Abstract 447: Deficiency Of Serum Amyloid A Exacerbates Sepsis-induced Acute Lung Injury In Mice

Abstract

Objectives: Serum Amyloid A (SAA) is a family of proteins whose plasma levels increase > 1000-fold in acute inflammatory states such as sepsis. We and others have demonstrated that SAA plays a causal role in mouse models of atherosclerosis. However, SAA may not be a valid therapeutic target if it is needed for host defense in inflammation. Here, we investigated the role of SAA in sepsis using mice deficient in all three acute-phase SAA isoforms (TKO). Approach and results: SAA deficiency significantly increased mortality rates in three experimental sepsis models. Survival rates in TKO and wild-type (WT) mice were: 25% and 55% after cecal ligation and puncture (CLP; p=0.02; n=10 each strain/gender); 0% and 45% after cecal slurry injection (p<0.0001; n=9 each strain); and 55% and 90 % after lipopolysaccharide injection (p<0.0001; n=10 each strain/gender). 24-hours after CLP, there were no apparent differences in liver, heart or kidney histology between genotypes.
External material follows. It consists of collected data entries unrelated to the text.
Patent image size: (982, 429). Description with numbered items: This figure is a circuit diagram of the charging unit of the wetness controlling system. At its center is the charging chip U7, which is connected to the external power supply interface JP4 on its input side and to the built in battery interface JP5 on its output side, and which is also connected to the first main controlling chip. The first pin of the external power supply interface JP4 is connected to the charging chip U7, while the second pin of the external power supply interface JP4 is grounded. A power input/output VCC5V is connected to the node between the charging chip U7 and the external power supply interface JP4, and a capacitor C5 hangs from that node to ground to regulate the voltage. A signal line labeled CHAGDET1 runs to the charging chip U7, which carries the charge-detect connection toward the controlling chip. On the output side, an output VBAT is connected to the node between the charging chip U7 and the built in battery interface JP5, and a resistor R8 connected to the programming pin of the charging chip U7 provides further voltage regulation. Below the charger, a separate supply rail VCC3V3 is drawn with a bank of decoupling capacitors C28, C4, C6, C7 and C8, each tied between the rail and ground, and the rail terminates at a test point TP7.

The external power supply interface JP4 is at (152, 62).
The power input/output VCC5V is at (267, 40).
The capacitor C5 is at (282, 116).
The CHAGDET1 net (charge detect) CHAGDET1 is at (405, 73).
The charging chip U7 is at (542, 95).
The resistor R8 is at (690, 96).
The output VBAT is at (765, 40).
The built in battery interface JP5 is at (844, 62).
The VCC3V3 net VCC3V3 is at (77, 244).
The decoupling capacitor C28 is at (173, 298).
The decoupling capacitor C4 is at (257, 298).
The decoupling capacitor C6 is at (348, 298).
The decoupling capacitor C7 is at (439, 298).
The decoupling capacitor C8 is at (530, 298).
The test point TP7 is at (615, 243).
However, TKO mice had exacerbated lung pathology, including consolidation of lung tissues and atelectasis, compared to WT mice. RNAseq analysis of lungs excised 24-hours after CLP identified 664 genes differentially expressed (404 upregulated and 260 downregulated) in TKO compared to WT (p<0.05). Some of the genes that showed profound induction in the lungs of TKO compared to the WT were Proz, Dbp, Cxcl1, Cxcl2, Arg1 and Ackr1 . Gene ontology analysis revealed a significant enrichment of differentially expressed genes associated with chemokine production, chemokine and cytokine-mediated signaling, neutrophil chemotaxis and neutrophil migration in TKO lung tissues compared to WT tissues (p<0.01). Conclusions: SAA protects mice against sepsis-induced mortality, potentially by protecting the lung from tissue damage. Thus, the risk of infection should be considered when targeting SAA to ameliorate atherosclerosis.